E assim vão levando anos e anos sem que nada de muito inspirado eleve suas atitudes a algo que mereça registro. Perfeitamente encaixadas na sua mecânica de vida, o tédio não se cria em sua companhia. Ao contrário, ai de quem mexer no que conseguiu esquematizar. Vira bicho! Podem eventualmente ir à igreja ou assistir a missas, para não dar na pinta de que estão destoando. Forçoso é não sair da faixa da normalidade.
Até que surge um acontecimento inesperado que rompe a camisa de força dos que vieram ao mundo a passeio. Um ente querido. Um acidente. Ou desaparecimento imprevisto. Como se a morte não fosse um mistério para partir nossos corações e aí tomarmos outro rumo! Como se pudéssemos manter as rédeas nas mãos, manipular quem está por trás de nós ou que tudo prosseguirá como antes.
Tem que ser sempre uma desgraça? Perguntam os que sonham com paz e amor reinando por sobre nossas cabeças, se o mundo é divino e maravilhoso como sereias, musas e anjos trombeteiam. Se não for uma fatalidade, os que vieram a passeio não despertam do desejo irresistível de dormir e torcer para que as pás do moinho continuem a girar na indolência habitual, sempre no mesmo sentido. Para não mudar o que aparentemente está dando certo.
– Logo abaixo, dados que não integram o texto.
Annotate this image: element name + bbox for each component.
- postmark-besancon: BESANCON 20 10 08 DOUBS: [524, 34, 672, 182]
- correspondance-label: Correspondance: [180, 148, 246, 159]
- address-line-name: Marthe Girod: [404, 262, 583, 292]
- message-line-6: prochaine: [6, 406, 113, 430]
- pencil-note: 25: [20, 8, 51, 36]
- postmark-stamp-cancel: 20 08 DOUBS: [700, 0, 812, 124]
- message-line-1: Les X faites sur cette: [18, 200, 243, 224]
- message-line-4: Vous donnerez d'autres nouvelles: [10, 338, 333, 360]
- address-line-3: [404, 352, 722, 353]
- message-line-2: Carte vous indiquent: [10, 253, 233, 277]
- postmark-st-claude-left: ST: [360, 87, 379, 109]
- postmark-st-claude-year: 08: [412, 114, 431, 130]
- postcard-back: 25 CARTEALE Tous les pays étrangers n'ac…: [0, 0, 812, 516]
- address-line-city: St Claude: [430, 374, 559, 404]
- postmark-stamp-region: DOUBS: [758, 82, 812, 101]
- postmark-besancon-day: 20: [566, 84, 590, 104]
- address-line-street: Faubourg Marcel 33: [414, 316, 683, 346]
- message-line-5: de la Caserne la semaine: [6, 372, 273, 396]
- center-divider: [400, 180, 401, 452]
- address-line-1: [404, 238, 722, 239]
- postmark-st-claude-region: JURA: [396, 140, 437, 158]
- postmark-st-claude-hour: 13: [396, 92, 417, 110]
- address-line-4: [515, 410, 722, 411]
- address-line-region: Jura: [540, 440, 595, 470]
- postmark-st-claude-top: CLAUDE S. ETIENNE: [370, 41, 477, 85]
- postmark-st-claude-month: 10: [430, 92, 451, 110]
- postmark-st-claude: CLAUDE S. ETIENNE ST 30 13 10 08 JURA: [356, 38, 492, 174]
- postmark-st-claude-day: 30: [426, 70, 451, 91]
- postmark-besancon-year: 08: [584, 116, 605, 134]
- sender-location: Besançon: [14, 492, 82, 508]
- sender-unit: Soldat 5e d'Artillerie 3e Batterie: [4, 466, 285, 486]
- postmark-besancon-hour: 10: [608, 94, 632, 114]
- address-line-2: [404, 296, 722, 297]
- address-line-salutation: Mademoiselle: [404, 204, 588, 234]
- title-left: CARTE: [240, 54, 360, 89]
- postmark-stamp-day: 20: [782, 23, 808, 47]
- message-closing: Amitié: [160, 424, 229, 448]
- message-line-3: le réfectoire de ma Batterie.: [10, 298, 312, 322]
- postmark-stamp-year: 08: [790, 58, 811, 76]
Quando necessitamos da reencarnação de Dom Quixote para voltar a defender causas no interesse de todos, até para desvincular seu nome de bravatas, de um romantismo démodé, desligado da realidade ou por se tratar apenas de uma obra da ficção.
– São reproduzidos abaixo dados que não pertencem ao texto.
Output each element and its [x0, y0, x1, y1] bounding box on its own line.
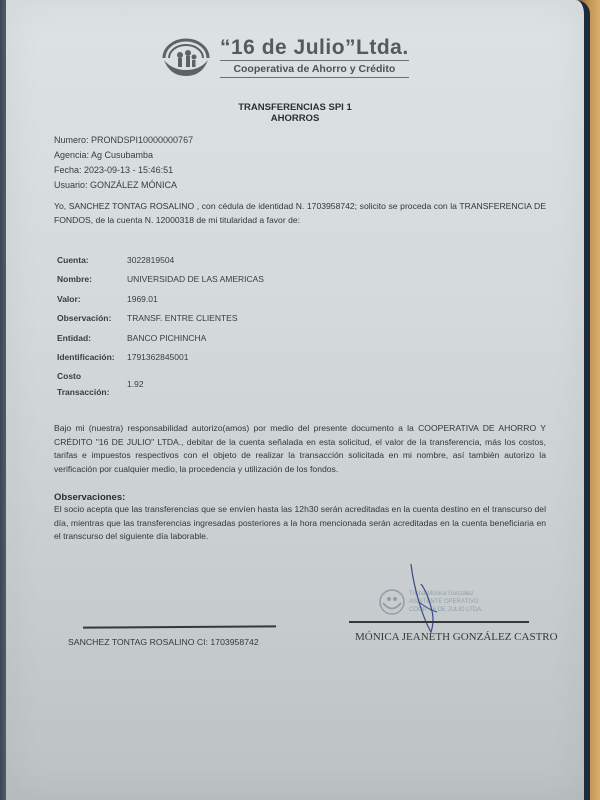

Pode ser gostoso e divertido vir ao mundo a passeio e não esquentar com questões outras que venham a pesar em sua consciência, mas é um tremendo desperdício não explorar as mágicas das profundezas da alma optando pela superfície. Como se fora um náufrago, cuja preocupação primeira é flutuar para depois buscar a salvação. Um porto seguro.
E a quem é garantido um porto seguro? Se a alma for pequena e não avançar, um dia a casa cai. Não se tem notícia de que castelos resistiram. Império que não soçobrasse. Reino intacto? Só em conto de fada. Famílias se desintegram. Um filho teu não foge à luta. Se a bandeira jaz inerte no campo de batalha, há que se investir na alma de um soldado que irá levantá-la e se embrenhar no fogo cruzado para cravá-la no monte de São Salvador, com a sensação de missão cumprida.